Encryption Keys a Threat

Over the last 16 years, certificate use has exploded, and certificates are used both externally and internally, such as on routers and within software.  That amplifies the management problem, especially since certificates and associated encryption keys are manually managed. What’s more, encryption keys pose as much of a threat to security as ill-managed certificates.

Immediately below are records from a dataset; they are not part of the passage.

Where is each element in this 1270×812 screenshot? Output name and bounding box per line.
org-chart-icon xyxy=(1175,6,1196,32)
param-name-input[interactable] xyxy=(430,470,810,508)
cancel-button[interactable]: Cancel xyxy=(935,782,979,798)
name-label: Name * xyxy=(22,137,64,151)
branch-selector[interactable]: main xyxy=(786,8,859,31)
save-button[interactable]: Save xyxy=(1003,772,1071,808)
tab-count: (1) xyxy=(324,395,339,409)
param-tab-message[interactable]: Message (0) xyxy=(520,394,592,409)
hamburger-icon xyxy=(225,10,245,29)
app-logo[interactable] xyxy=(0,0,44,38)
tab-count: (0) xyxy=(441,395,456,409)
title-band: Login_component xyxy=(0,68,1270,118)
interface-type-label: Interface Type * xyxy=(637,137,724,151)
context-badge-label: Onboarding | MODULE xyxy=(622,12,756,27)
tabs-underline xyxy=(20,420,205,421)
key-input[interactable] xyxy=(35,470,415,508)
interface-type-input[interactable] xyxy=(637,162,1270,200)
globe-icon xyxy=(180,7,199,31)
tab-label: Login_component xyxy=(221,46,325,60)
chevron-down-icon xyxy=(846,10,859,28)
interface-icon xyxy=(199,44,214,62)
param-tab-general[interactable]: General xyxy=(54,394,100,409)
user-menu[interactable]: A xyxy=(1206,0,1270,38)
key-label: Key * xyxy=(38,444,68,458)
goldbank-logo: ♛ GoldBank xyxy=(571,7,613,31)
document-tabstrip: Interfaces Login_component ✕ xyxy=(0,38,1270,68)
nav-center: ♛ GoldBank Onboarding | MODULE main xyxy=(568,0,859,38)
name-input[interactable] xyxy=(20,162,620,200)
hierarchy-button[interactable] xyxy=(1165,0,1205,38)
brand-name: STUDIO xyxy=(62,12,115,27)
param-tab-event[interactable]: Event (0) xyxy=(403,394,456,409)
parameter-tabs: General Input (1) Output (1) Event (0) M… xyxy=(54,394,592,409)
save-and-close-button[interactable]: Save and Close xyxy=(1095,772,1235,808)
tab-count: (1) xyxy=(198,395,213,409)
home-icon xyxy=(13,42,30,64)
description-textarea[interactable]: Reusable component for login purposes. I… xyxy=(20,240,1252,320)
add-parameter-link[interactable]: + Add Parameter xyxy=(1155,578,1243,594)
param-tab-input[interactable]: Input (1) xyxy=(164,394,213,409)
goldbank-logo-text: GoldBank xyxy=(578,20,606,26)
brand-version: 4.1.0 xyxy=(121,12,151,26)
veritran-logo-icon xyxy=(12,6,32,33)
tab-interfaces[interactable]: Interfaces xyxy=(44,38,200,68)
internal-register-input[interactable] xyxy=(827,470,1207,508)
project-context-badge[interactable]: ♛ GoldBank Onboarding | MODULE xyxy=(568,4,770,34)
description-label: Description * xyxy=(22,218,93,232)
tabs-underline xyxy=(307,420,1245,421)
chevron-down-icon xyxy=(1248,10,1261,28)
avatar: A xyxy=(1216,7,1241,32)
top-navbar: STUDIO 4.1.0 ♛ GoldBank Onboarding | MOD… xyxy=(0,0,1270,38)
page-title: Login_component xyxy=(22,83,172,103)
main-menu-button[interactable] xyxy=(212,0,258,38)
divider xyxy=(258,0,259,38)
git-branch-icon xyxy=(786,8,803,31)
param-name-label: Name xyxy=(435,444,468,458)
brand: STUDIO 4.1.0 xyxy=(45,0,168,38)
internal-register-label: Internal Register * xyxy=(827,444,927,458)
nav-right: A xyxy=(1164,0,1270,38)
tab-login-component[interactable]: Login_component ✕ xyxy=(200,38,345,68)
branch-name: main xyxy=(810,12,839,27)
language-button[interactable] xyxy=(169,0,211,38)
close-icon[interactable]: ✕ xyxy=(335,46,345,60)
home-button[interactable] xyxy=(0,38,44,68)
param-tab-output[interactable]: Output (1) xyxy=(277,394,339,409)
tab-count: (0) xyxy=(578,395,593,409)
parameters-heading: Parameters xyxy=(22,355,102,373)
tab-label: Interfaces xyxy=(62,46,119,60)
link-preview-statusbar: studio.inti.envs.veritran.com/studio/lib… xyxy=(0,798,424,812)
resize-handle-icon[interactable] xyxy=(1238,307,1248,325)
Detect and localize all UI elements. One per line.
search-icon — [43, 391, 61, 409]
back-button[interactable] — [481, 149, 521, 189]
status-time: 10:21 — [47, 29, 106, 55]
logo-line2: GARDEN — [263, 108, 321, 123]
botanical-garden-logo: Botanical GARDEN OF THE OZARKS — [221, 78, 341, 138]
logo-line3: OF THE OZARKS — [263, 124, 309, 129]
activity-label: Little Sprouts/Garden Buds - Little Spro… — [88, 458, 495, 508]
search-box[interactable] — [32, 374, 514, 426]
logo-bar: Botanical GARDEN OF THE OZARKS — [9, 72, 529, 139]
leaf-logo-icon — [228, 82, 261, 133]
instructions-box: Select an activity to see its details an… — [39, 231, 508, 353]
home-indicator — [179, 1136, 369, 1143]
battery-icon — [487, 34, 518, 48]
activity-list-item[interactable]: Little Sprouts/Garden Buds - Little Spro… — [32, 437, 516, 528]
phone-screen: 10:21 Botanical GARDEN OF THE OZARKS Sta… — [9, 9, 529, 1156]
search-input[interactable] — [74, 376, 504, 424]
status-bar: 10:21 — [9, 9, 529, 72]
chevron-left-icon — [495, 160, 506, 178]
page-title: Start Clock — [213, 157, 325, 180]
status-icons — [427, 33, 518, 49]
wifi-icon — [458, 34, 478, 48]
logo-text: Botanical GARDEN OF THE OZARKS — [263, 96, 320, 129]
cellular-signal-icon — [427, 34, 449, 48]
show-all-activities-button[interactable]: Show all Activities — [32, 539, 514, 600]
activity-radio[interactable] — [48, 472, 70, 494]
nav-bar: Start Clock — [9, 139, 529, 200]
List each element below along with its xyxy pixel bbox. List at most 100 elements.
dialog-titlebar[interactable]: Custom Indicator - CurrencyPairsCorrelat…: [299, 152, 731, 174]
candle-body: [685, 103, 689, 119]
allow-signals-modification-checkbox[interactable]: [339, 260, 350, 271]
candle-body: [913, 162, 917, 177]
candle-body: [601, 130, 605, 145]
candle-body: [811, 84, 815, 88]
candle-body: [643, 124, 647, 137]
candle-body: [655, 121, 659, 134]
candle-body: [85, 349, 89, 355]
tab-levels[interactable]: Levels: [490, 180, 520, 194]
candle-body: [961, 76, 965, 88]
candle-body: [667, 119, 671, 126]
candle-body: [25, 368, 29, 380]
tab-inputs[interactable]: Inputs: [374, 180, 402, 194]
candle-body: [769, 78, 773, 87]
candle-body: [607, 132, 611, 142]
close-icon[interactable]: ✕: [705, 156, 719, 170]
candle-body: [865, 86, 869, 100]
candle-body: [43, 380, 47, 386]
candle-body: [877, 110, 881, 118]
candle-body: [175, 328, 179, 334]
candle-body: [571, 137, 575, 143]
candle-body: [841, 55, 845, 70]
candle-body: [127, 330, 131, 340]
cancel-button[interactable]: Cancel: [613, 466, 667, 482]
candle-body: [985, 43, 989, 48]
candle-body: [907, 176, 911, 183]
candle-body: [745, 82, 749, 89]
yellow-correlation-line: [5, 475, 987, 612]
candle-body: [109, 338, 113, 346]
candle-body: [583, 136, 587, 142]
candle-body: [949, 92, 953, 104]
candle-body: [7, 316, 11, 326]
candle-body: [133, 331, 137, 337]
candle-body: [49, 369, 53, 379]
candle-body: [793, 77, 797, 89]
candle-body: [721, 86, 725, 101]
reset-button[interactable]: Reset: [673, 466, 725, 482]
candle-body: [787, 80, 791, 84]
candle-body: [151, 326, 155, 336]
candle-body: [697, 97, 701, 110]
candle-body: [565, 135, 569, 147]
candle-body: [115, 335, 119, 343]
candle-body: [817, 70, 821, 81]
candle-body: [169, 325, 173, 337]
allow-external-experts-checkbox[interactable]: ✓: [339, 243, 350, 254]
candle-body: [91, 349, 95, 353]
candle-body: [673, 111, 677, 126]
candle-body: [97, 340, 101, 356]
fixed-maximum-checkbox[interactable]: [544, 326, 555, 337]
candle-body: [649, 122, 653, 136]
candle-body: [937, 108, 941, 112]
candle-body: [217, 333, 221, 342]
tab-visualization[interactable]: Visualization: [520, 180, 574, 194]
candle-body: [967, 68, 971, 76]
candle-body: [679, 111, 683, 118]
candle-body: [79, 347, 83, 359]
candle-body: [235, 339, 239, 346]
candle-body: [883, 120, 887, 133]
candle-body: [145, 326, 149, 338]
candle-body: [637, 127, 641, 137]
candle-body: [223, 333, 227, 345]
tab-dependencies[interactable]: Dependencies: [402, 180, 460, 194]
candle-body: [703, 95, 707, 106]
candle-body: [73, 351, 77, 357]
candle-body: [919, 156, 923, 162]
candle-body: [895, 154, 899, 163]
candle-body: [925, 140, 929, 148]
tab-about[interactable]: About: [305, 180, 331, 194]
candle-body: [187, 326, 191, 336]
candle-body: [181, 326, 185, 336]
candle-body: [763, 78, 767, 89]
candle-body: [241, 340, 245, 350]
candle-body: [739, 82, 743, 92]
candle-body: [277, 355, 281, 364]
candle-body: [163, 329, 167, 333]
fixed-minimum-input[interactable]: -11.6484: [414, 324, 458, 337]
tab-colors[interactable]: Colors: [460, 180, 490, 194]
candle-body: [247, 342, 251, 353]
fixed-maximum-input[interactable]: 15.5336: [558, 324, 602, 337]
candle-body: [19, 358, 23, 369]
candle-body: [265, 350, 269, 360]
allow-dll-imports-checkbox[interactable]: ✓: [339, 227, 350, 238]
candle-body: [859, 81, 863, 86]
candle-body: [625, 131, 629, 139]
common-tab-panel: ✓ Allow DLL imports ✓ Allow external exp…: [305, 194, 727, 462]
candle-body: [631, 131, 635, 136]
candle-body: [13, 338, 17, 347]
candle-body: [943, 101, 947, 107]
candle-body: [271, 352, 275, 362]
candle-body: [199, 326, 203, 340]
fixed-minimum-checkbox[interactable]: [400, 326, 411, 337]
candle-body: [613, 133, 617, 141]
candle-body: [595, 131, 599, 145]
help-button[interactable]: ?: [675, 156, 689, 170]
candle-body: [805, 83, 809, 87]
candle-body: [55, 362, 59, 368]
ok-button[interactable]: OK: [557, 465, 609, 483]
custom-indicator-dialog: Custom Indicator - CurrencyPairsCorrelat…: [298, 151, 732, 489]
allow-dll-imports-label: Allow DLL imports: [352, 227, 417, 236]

With encryption keys, data is encrypted and decrypted using a two-part sequence. A private key encrypts the data, while a public key (used by the recipient) decrypts the data. Simply put, these keys can unlock confidential data, so they must be secured.

In a survey of 471 senior managers by certificate management vendor Venafi, 54 percent of respondents admitted that their organizations had experienced either stolen or unaccounted for encryption keys.  IT managers, CTOs and CIOs have gone to great lengths to better secure their systems and protect data, with mixed results: Intrusions still occur and seem to be on the upswing.  

Gartner, in it’s “X.509 Certificate Management: Avoiding Downtime and Brand Damage” research report, offers advice about certificates. “Organizations with roughly 200 or more documented X.509 certificates in use are high risk candidates for unplanned expiry and having certificates that have been purchased but not deployed. They must begin a formalized discovery process immediately.”

· “Automated certificate discovery and renewal/management work to minimize the risk of unplanned expiry. Manual or automatic certificate management should be leveraged to attribute accountability and ownership of X.509 certificates within organizations.”

· “Organizations need to create an inventory of X.509 certificates and certificate issuers to minimize the impact and downtime in the event of a certificate issuer compromise, suspected compromise or attack as seen over the past 18 months involving several certificate authorities. Furthermore, organizations need to plan for and practice what they will do in the event of a certificate authority compromise in the context of a security incident.”

Protecting enterprises from security breaches and downtime related to security issues comes down to proactive management, peppered with common sense and situational awareness. Organizations that choose to effectively manage security technologies will be better equipped to deal with the next generation of attacks and threats.